A wireless sensor network consists of a large number of inexpensive micro sensor nodes deployed in the monitoring area, forming a multi hop self-organizing network system through wireless communication, mainly used for collecting, propagating, and processing sensor information.
Unlike traditional wireless self-organizing networks, wireless sensor networks have a large number of nodes and a dense distribution of nodes; Due to environmental impact and energy depletion, nodes are more prone to failures; Environmental interference and node failures can easily cause changes in network topology. In addition, the energy, processing capacity, storage capacity, and communication capacity of nodes are limited, so the primary design goal of wireless sensor networks is to efficiently utilize energy. The Media Access Control (MAC) protocol for wireless sensor networks must prioritize energy conservation and adopt a compromise mechanism, allowing users to make choices in extending the network lifecycle, improving network throughput, and reducing communication latency.

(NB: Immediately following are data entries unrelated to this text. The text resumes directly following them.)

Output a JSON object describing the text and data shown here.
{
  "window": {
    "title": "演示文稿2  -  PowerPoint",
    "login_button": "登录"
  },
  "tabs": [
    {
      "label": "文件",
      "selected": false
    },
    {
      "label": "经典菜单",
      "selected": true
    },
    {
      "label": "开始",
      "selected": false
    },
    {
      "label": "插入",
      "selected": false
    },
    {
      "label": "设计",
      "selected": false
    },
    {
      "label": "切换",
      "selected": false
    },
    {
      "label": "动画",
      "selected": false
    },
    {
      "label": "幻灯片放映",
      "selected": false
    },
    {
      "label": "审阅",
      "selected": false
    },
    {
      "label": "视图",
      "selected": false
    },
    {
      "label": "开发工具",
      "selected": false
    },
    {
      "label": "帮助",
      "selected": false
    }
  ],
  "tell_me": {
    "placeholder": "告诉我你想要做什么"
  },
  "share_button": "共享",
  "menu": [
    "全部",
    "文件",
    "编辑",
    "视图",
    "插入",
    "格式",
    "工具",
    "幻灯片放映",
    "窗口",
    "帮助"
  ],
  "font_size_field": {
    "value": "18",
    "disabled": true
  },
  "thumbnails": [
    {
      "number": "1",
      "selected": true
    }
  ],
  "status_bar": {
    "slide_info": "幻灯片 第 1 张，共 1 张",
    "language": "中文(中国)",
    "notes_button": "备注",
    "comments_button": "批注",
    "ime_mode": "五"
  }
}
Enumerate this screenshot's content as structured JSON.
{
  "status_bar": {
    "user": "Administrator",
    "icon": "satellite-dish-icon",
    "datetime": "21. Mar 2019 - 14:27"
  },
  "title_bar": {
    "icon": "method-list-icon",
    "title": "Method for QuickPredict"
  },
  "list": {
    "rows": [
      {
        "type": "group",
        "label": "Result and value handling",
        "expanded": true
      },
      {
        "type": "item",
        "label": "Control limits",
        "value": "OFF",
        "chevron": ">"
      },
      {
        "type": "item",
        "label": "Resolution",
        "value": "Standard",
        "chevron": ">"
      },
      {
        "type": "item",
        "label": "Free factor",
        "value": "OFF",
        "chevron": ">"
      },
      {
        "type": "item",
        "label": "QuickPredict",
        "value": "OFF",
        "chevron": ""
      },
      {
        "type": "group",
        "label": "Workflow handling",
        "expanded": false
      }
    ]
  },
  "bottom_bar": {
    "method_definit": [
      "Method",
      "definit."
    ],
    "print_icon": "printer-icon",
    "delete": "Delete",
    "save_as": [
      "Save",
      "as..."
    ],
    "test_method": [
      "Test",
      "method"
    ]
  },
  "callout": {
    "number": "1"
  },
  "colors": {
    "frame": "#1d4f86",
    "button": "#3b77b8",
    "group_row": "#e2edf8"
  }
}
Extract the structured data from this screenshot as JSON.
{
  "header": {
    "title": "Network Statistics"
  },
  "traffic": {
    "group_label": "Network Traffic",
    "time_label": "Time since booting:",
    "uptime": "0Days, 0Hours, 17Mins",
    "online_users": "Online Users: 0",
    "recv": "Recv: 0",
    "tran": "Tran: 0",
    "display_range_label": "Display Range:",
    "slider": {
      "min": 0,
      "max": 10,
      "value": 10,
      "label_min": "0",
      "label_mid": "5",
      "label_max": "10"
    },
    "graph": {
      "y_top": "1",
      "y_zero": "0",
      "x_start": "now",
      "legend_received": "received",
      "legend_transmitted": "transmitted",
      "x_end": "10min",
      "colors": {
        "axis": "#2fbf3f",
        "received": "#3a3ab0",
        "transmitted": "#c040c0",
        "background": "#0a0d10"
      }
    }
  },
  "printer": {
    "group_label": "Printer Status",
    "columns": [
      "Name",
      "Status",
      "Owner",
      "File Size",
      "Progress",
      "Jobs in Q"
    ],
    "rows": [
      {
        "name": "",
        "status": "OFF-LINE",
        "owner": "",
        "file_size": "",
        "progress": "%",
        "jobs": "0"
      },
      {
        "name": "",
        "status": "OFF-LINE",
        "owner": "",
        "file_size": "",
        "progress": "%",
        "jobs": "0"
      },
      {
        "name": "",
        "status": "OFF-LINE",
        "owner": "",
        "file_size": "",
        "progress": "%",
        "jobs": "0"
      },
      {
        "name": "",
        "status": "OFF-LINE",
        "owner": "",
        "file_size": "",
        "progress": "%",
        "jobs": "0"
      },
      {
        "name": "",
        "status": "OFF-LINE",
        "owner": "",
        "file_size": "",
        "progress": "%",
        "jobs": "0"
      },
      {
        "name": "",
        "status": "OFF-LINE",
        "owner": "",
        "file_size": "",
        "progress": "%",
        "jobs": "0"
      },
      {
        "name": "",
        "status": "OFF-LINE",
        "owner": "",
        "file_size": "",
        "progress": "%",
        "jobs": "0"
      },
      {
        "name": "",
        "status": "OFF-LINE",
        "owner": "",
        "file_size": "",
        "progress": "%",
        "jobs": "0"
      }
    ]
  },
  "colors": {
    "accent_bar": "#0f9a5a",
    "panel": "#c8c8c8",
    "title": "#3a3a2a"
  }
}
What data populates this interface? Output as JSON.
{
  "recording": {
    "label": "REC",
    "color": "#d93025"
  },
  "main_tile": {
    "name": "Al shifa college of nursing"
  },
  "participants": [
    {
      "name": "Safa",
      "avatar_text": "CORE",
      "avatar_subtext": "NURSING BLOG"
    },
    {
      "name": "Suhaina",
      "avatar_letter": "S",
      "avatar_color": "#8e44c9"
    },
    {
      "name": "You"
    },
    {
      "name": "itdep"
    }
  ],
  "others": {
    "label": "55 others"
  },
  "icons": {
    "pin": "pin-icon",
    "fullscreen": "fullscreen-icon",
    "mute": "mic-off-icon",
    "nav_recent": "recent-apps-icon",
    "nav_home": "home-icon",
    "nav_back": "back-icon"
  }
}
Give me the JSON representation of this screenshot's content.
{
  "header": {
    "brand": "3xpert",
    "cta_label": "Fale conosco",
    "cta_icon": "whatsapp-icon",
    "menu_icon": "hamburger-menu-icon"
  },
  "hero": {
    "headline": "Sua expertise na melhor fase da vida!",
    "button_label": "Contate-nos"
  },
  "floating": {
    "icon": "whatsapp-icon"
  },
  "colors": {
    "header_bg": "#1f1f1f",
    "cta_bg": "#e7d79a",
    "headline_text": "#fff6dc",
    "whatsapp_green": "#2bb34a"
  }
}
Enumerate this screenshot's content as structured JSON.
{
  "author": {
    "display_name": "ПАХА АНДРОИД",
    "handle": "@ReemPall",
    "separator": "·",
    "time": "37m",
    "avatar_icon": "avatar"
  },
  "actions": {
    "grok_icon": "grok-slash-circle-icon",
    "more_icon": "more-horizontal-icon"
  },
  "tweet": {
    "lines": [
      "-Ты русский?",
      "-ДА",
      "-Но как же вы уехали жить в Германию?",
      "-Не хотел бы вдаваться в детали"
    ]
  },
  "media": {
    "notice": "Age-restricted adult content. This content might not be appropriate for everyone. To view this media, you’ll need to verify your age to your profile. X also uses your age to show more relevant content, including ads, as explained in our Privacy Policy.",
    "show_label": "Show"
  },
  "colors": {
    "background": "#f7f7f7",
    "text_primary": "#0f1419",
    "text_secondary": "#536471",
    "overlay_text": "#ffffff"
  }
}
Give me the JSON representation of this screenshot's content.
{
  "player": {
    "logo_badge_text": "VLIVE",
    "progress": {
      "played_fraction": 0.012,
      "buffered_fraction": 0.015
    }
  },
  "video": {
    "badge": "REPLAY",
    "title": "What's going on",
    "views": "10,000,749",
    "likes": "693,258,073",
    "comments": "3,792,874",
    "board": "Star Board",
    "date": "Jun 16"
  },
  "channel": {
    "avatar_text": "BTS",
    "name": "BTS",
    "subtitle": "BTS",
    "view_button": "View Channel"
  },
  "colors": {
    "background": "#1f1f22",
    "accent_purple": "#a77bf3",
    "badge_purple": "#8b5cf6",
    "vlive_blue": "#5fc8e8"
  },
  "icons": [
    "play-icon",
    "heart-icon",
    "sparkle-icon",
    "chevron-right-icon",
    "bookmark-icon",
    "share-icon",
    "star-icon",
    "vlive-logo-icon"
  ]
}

At present, researchers have proposed multiple MAC protocols from different aspects for different sensor network applications. CI871AK01 3BSE092693R1 lacks a unified classification method. Based on the use of fixed allocation channel or random access channel methods, sensor network MAC protocols are divided into Time Division Multiplexing (TDMA), Random Competition (RCA), and other MAC protocols. TDMA with fixed channel allocation can naturally perform low duty cycle operations on nodes, as they only need to enable wireless modules to transmit and receive within their own time slots. However, their scalability is poor, and time synchronization is a significant overhead for the system. Due to the low data rate and low latency requirements of wireless sensor networks, the current practical energy-saving MAC protocol is mainly based on competitive protocols. A large number of experiments and theoretical analysis have shown that the energy waste of wireless sensor nodes mainly comes from idle listening, conflict, crosstalk, and control. Therefore, combining the existing wireless sensor network MAC protocol and introducing the hierarchical topology control concept, an efficient and energy-saving wireless sensor network protocol is established, and analyzed, simulated, and verified, which has research significance.
Analysis of Competitive MAC Protocol
1.1 S-MAC protocol
The S-MAC protocol is a sensor network MAC protocol proposed based on the 802.11MAC protocol to meet the energy-saving requirements of sensor networks. The S-MAC protocol assumes that sensor networks typically have less data transmission, nodes collaborate to complete common tasks, data processing and fusion can be carried out within the network to reduce data communication, and the network can tolerate a certain degree of delay. Research has shown that sensor energy is mainly consumed by the passage between nodes, and idle listening accounts for about 1/3 of node communication energy. To achieve energy savings, the S-MAC protocol mainly adopts a low duty cycle mechanism of periodic listening/sleep, controlling nodes to be in a sleep state as much as possible to reduce node energy consumption. However, the S-MAC protocol has the following issues: all nodes in the same virtual cluster in the S-MAC protocol must simultaneously transition from sleep to active state, starting to compete for the channel, and a large number of nodes do not have data transmission tasks. These nodes waste a lot of energy in channel competition and idle listening.
1.2 T-MAC protocol
The T-MAC (Timeout MAC) protocol is proposed based on the S-MAC protocol. The cycle length of the CI871AK01 3BSE092693R1 protocol is limited by latency requirements and cache size, while listening time mainly depends on message rate. Therefore, in order to ensure the reliable transmission of messages, the cyclic activity time of nodes must adapt to the highest communication load, resulting in a relatively small network load and an increase in idle listening time of nodes. In response to this deficiency, the literature proposes the T-MAC protocol, which dynamically adjusts node activity time based on communication traffic while keeping the cyclic listening length unchanged, sends messages in a burst manner, and reduces idle listening time. However, due to the competition and idle listening of a large number of nodes that do not require data transmission, a significant amount of energy is still wasted. In addition, the execution of the T-MAC protocol can cause early sleep problems, leading to a decrease in network throughput. Therefore, it adopts two methods to improve the data throughput decrease caused by early sleep: (1) Future request sending mechanism. (2) Full buffer priority mechanism, but the effect is not very ideal.
Design of MAC Protocol Based on Topology Control Structure
All nodes in the S-MAC and T-MAC virtual clusters periodically transition from sleep to work, participating in channel competition and data transmission. However, most nodes do not have data transmission tasks, resulting in them being idle listening for most of their active time and wasting a large amount of energy. A new MAC protocol GS-MAC (Geographical SeNSor MAC) is proposed to address the unavoidable issues of S-MAC and T-MAC. After introducing the GAF topology control algorithm into the GS-MAC protocol, the number of active nodes is appropriately reduced to accelerate the convergence speed of the algorithm, reduce a large number of nodes’ idle listening and data collision on the channel, and thus achieve the goal of energy conservation.